In addition, the dissemination of messages as an essential and unique feature of VANET has been studied because of its promising benefits, both in security-related and commercial applications. Tseng et al.  took over the Reed Solomon code in the vehicle-to-vehicle incentive system. Similarly, a cooperative information authentication scheme  is being developed to reduce control overload on the RSU side, where legitimate vehicles are responsible for verifying nearby information. In order to simultaneously achieve a high degree of reliability and a low delay in delivery, the Emergency Message Extension Protocol (DEEP) is established . As noted above, emergency warnings can be sent in a timely manner to all vehicles within the operating area, which could significantly improve driving safety. One of the important services offered by VANETs is navigation supported by RSU by Chim et al. in . In the case of real-time road conditions, real-time road conditions are used to calculate a better route for requesting vehicles. Drivers` privacy can be protected by the benefits of anonymous credentials. In , Milojevic and Rakocevic have developed a data aggregation mechanism for real-time observation and effective messaging.

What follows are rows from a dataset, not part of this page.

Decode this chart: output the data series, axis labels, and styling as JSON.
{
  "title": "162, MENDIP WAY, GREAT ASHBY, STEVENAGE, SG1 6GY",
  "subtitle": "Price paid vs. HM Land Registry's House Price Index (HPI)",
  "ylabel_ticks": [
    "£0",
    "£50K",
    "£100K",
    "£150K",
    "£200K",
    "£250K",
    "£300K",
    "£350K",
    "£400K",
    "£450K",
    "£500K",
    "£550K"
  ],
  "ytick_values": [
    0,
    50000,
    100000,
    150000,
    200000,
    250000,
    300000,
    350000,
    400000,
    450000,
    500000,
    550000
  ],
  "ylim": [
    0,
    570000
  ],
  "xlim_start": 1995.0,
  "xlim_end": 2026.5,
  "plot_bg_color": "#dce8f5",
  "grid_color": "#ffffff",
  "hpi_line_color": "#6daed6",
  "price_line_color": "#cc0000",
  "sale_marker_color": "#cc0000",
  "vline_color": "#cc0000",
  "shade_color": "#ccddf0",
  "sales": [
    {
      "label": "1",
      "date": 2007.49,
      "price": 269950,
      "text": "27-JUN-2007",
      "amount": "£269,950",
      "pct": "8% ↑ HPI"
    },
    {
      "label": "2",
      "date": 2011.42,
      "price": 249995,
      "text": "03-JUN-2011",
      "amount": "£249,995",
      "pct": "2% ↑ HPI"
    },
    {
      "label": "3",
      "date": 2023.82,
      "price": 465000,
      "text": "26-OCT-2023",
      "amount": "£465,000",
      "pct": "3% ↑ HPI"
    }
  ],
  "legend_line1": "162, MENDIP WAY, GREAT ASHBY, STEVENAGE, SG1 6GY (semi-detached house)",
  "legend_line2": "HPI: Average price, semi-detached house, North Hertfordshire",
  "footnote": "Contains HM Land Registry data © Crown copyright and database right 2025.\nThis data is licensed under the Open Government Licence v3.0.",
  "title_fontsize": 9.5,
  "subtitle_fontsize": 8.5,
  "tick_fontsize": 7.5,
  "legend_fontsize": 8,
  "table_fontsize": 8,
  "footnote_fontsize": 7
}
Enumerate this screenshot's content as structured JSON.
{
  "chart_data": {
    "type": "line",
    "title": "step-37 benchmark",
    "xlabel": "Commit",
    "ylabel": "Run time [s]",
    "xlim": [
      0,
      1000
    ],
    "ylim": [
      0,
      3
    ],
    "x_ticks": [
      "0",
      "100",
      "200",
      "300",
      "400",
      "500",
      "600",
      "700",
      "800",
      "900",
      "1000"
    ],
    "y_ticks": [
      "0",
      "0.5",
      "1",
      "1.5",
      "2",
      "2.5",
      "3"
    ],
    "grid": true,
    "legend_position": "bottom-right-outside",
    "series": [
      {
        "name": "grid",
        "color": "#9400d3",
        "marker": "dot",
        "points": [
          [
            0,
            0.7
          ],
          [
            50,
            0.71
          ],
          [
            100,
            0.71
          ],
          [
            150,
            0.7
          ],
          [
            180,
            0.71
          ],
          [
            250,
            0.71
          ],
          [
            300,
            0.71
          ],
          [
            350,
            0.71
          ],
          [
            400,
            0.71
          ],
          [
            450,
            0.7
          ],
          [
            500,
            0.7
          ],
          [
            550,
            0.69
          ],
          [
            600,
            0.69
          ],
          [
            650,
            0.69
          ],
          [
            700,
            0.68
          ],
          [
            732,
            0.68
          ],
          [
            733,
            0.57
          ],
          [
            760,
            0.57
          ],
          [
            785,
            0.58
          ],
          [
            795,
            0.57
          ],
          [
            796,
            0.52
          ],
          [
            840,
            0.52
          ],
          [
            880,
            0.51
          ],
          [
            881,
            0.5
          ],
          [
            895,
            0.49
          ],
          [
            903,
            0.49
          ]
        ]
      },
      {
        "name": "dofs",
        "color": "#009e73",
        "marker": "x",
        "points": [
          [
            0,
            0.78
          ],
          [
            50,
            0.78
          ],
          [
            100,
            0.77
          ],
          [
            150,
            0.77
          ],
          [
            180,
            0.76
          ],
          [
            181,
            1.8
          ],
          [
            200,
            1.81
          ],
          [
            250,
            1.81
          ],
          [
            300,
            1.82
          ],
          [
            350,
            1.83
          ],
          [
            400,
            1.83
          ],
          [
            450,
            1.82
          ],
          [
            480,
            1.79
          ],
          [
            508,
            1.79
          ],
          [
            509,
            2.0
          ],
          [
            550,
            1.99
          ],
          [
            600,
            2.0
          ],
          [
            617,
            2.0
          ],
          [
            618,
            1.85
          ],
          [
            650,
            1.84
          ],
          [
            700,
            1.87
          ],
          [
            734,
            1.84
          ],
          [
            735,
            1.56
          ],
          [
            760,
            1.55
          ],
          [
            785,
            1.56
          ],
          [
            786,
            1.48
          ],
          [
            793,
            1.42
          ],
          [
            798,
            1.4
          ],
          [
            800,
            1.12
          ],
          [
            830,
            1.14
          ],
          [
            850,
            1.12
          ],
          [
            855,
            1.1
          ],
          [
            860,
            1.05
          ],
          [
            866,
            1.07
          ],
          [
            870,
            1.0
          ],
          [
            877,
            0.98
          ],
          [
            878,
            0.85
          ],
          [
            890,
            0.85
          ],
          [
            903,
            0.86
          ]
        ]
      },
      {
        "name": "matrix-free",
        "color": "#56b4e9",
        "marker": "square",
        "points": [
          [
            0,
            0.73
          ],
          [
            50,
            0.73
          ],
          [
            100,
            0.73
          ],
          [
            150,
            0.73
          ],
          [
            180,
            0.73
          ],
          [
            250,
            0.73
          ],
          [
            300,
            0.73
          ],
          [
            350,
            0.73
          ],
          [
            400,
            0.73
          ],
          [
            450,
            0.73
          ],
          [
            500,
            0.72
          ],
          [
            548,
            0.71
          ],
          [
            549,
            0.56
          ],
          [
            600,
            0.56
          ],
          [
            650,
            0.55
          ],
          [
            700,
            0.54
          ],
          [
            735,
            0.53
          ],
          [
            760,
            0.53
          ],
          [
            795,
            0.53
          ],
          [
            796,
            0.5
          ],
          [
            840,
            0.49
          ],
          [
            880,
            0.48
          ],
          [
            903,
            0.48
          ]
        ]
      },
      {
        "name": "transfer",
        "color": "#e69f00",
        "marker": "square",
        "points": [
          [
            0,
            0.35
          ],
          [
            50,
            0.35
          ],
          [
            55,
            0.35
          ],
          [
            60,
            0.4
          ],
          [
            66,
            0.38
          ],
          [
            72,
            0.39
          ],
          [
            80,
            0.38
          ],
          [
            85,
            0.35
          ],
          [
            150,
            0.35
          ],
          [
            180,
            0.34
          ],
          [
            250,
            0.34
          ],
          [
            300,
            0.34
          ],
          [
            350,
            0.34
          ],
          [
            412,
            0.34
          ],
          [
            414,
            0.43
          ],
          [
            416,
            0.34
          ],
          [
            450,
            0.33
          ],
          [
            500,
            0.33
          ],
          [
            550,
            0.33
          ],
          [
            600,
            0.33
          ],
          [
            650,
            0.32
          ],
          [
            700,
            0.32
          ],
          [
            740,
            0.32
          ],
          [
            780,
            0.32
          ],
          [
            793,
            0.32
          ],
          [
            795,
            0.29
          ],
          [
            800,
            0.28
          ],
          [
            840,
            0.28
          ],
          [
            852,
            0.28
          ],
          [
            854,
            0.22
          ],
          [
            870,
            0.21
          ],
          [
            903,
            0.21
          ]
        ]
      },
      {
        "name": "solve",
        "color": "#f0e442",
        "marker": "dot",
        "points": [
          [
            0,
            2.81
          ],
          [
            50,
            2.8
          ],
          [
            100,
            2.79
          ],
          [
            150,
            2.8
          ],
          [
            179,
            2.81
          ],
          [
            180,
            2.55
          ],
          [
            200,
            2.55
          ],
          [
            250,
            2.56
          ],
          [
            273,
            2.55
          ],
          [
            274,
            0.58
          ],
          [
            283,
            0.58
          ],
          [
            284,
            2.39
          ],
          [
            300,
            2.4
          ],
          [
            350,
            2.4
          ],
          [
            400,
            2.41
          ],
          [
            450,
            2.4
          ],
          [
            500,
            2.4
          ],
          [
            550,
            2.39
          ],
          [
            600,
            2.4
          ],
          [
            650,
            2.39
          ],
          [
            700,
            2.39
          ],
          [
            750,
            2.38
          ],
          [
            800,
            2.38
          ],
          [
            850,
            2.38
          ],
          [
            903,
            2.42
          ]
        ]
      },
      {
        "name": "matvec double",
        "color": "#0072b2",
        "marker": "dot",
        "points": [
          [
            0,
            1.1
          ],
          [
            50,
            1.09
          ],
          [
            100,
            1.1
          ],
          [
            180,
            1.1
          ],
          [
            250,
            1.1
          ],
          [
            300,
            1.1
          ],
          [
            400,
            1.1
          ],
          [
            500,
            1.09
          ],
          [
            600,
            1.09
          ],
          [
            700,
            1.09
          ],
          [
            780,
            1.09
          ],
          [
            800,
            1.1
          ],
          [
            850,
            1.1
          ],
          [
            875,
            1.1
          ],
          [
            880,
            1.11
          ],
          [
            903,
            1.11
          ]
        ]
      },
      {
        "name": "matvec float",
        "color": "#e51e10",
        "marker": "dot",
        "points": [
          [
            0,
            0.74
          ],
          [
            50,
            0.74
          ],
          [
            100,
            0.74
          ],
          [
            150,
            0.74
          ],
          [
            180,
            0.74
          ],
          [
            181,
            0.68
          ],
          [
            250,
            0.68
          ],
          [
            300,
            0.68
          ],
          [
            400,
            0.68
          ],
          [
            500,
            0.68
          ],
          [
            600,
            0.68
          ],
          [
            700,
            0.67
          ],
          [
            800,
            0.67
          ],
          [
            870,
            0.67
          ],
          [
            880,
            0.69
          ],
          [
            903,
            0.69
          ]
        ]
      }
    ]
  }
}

The cost of communication is minimized by the use of intelligent passive clustering and adaptive diffusion. In order to improve the accuracy of the message conveyed, the aggregated information is arranged in real time by updating the spatial time database. Recently, Liu et al. presented a downward link diffusion scheme (CMDS) based on a heterogeneous vanET framework that combines cloud computing [21, 41]. The proof. In accordance with the design of the protocol, the vehicle is transmitted to the vehicle at the same time as the current time stamp and the intermediate value previously acquired. On the side of the vehicle, the spill below is carried out as where the vehicle is already stored. Note that the security of communications is based on the severity of the DLP problem. The final group key is generated and resumed for the next transmission. Vehicular ad hoc networks (VANETs) are distributed, self-organized wireless networks built by vehicles and nearby road units (RSUs). Dynamic real-time communication enables an efficient and sustainable exchange of information between vehicles and RSUs. Therefore, an intelligent transportation system (ITS) is achievable with the implementation of VANETs [1, 2].
A large number of VANET-based applications, which can be categorized primarily into security applications and commercial applications, not only increase driving safety, but also offer a better driving experience. Typical safety applications are warnings for rescue vehicles, traffic jams, information on road accidents and speed control [3, 4]. Commercial applications offer comfort and entertainment services such as weather forecasting, information transmission from nearby gas stations and restaurants, navigation and Internet access. Figure 7 shows the total delay in negotiating group keys, including delay in calculation and delay in communication. In the simulation, we statistically analyzed the average delay of n vehicles cashing in the trading group key. As shown in Figure 7, the number of canal collisions increases with the increase in the number of vehicles, increasing the delay in communication. The efficiency of the communication of our system exceeds the others, because the delay in calculating our system is less than that of others.